Plants (Basel). 2021 May 21;10(6):1035. doi: 10.3390/plants10061035.


Restoration cases with hydrophytes (those which develop all their vital functions inside the water or very close to the water surface, e.g., flowering) are less abundant compared to those using emergent plants. Here, I synthesize the latest knowledge in wetland restoration based on revegetation with hydrophytes and stress common challenges and potential solutions. The review mainly focusses on natural wetlands but also includes information about naturalized constructed wetlands, which nowadays are being used not only to improve water quality but also to increase biodiversity.
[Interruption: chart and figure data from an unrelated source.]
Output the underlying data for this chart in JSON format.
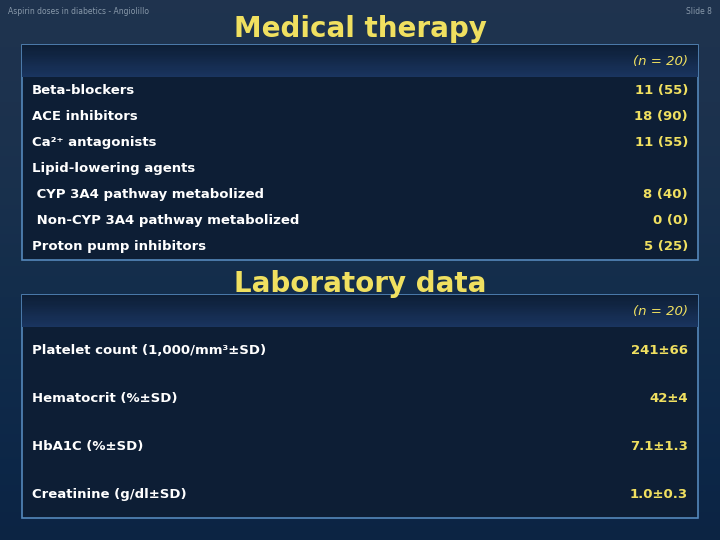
{
  "background_color": "#0d2340",
  "bg_gradient_top": "#0a1e38",
  "bg_gradient_bottom": "#1a3a5a",
  "header_text_color": "#f0e060",
  "body_text_color": "#ffffff",
  "value_text_color": "#f0e060",
  "table_bg": "#0d1e35",
  "table_header_bg": "#1a3560",
  "table_border_color": "#5588bb",
  "slide_label": "Aspirin doses in diabetics - Angiolillo",
  "slide_number": "Slide 8",
  "main_title": "Medical therapy",
  "section2_title": "Laboratory data",
  "n_label": "(n = 20)",
  "med_therapy_rows": [
    {
      "label": "Beta-blockers",
      "value": "11 (55)"
    },
    {
      "label": "ACE inhibitors",
      "value": "18 (90)"
    },
    {
      "label": "Ca²⁺ antagonists",
      "value": "11 (55)"
    },
    {
      "label": "Lipid-lowering agents",
      "value": ""
    },
    {
      "label": " CYP 3A4 pathway metabolized",
      "value": "8 (40)"
    },
    {
      "label": " Non-CYP 3A4 pathway metabolized",
      "value": "0 (0)"
    },
    {
      "label": "Proton pump inhibitors",
      "value": "5 (25)"
    }
  ],
  "lab_data_rows": [
    {
      "label": "Platelet count (1,000/mm³±SD)",
      "value": "241±66"
    },
    {
      "label": "Hematocrit (%±SD)",
      "value": "42±4"
    },
    {
      "label": "HbA1C (%±SD)",
      "value": "7.1±1.3"
    },
    {
      "label": "Creatinine (g/dl±SD)",
      "value": "1.0±0.3"
    }
  ]
}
Available publications, peer-reviewed and any public domain, from the last 20 years, were reviewed. Several countries developed pilot case-studies and field-scale projects with more or less success, the large-scale ones being less frequent. Using floating species is less generalized than submerged species. Sediment transfer is more adequate for temporary wetlands. Hydrophyte revegetation as a restoration tool could be improved by selecting suitable wetlands, increasing focus on species biology and ecology, choosing the suitable propagation and revegetation techniques (seeding, planting). The clear negative factors which prevent the revegetation success (herbivory, microalgae, filamentous green algae, water and sediment composition) have to be considered. Policy-making and wetland restoration practices must more effectively integrate the information already known, particularly under future climatic scenarios.

Keywords: aquatic phanerogams; charophytes; constructed wetlands; floating macrophytes; natural wetlands; planting; revegetation; sediment transfer; seeding; submerged macrophytes; transplanting.